Yang menjadi tantangan pada praktiknya waralaba yang menjamur di musim
hujan ini apakah akan mematikan pedangan kelontong partikelir, bakul rokok
eceran dan juga bakul lan sak piturute. Pada kisah ini terselip pula fenomena
dua pemodal yang selalu menjadi bintang primadona di arena toko kelontong modern untuk membuka pasar di
pelosok nusantara. “Arep nyebut merk nanti kira pitnah ! “. Bahkan pernah
diulas di mojok untuk seruan “ berdamailah saudaraku”
Ada pula yang berpendapat “ ini era disruption, Dengan persaingan akan timbul kepintaran dan
juga peluang apa yang bisa menjadi rangsangan otak “ Dan saya bayangkan ibarat
Liga Indonesia tayangan langsung club sepak bola Bhayangkara FC vs club kampung saya, yang
pasti juga pola permainan dan hasil skor
pertandingan akan malah bisa ditebak sebelumnya
bukan ??
Bicara idealnya mah Pemerintah berusaha melindungi
ekonomi kerakyatan, Bahkan dicantumken dalam sila ke kelima Keadilan sosial bagi
seluruh Rakyat Indonesia. Negara dan juga Pemerintah yang sebagian haknya
dititipkan oleh rakyat menjadi pelindung sekaligus wasit “. Kata adil belum
tentu diinterpretasikan dengan baik, jika saya berusaha menengok kebijakan
ekonomi banteng dan Ali Baba saat permulaan kelahiran Republik yang masih muda. Dengan demikian
peran pemerintah secara tidak langsung bertanggung
jawab agar jalanya persaingan ini bisa secara
sehat dan adil pada era transisi tentang kepemilikan modal yang terpusat pada
segelintir golongan saja. Namun jika saya menongok spion 3 detik ini dikira
akan menghembuskan isu sara dianggap ujaran kebencian, toh ini hanya pikiran
saya saja.
Pada Teras Nasional , berita terhangat cuss diseduh langsung oleh media, Pemerintah
mendorong untuk ritel masuk ke Pesantren untuk menggalakkan ekonomi umat “tren
dinilai positif “ dengan tujuan meningkatkan ekonomi umat dan belajar mengenai
sistem jual beli modern. Sejumlah 10 ritel akan direncanakan diresmikan Presiden
Jokowi pada Mei 2018.
“. Sejumlah pihak yang menyatakan siap berkontribusi
adalah Alfamart, Indomaret, Hypermart, Transmart, dan Super Indo."Sasaran
gerai [pangsa pasar itu nantinya bukan hanya melayani pesantren saja. Karena
terlalu kecil secara ekonomis. Kami juga mau meningkatkan kegiatan ekonomi di
pesantren tersebut," ungkap Enggartiasto. ( tirto.id/ 11 april 2018 ).

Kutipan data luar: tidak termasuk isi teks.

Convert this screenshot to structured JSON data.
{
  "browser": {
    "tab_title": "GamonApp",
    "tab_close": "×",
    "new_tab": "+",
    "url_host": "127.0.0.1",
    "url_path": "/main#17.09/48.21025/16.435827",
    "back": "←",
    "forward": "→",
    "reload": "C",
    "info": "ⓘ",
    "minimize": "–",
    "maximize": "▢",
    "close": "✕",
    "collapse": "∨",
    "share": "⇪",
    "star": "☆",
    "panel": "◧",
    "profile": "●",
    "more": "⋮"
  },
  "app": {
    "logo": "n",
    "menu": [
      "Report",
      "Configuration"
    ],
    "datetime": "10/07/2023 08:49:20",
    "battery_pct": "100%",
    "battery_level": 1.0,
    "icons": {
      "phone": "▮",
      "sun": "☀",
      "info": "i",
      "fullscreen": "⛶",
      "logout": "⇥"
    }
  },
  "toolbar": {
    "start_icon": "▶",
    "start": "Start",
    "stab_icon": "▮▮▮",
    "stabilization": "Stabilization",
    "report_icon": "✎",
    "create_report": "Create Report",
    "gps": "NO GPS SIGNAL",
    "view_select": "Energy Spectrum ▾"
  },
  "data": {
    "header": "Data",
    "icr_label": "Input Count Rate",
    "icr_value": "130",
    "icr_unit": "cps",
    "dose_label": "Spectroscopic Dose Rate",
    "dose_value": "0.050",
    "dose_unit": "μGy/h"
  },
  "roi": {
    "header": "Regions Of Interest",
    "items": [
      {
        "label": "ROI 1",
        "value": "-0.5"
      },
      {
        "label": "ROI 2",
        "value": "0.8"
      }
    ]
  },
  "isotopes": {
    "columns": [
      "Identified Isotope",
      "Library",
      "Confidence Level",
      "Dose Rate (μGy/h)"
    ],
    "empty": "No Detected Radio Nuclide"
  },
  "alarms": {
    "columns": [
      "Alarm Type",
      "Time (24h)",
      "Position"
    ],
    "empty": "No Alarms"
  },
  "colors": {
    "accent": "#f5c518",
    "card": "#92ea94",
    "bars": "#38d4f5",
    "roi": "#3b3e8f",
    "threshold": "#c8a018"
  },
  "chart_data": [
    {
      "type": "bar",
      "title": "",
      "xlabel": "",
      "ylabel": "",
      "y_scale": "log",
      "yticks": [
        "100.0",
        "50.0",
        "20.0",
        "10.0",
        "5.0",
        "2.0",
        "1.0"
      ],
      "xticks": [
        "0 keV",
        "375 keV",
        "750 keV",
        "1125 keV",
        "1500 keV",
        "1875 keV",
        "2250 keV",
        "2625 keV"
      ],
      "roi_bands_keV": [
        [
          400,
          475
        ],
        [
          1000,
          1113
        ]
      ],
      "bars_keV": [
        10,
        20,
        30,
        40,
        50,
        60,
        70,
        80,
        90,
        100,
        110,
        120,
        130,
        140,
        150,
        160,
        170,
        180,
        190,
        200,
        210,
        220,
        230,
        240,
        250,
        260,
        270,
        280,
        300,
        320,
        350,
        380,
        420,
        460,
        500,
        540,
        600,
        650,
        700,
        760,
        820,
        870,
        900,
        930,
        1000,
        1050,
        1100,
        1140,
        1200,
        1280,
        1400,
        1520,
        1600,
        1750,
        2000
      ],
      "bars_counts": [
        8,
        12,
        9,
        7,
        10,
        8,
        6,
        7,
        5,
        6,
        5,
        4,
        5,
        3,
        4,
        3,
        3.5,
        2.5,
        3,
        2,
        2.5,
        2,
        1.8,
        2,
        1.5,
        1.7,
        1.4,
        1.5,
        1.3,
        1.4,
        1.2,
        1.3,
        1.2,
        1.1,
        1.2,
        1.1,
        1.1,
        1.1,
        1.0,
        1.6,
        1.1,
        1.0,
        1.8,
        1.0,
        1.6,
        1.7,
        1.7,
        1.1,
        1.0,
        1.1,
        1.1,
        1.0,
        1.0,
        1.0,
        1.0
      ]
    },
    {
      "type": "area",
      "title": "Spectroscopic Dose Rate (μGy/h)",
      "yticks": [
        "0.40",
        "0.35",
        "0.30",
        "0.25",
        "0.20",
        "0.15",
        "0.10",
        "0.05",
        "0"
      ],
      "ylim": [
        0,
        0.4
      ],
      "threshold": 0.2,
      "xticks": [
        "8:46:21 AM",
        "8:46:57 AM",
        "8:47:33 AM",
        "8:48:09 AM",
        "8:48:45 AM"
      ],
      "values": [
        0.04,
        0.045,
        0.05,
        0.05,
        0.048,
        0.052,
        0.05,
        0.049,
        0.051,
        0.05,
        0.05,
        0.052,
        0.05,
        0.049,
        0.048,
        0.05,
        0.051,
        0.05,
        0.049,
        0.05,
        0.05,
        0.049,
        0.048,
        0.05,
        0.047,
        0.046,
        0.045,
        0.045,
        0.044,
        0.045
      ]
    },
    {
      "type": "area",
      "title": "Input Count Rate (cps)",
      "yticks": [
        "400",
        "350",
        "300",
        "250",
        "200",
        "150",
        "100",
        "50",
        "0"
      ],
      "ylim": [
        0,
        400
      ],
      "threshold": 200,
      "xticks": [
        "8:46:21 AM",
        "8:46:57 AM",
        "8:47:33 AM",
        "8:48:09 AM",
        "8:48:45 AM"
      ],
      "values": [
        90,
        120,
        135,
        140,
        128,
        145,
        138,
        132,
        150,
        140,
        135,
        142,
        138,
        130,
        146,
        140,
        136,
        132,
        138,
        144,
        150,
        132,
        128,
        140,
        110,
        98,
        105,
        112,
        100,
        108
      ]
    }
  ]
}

Pemerintah yang pasti tidak tinggal diam, “ Semua ada
aturan dan jika melanggar administrasi akan kita tindak”. Realitasnya Di kota
dan kabupaten tempat lahir beta, merk
tertentu ada yang tidak jauh hanya 200
meter dari pasar tradisional dan buka selama 24 jam. Hanya 200 meter ! khalayak ramai. Namun namanya aturan itu butuh
yang namanya pelanggaran, sehingga aslinya aturan memang dibuat untuk
dilanggar.
Toh pengusaha akan bilang “ ini kan membuka peluang usaha dan juga
membuka peluang tenaga kerja.
“Segment pembelinya juga beda ? dan juga kan ini bagian dari kenyamanan
konsumen dan kepastian harga “ Pasti pas !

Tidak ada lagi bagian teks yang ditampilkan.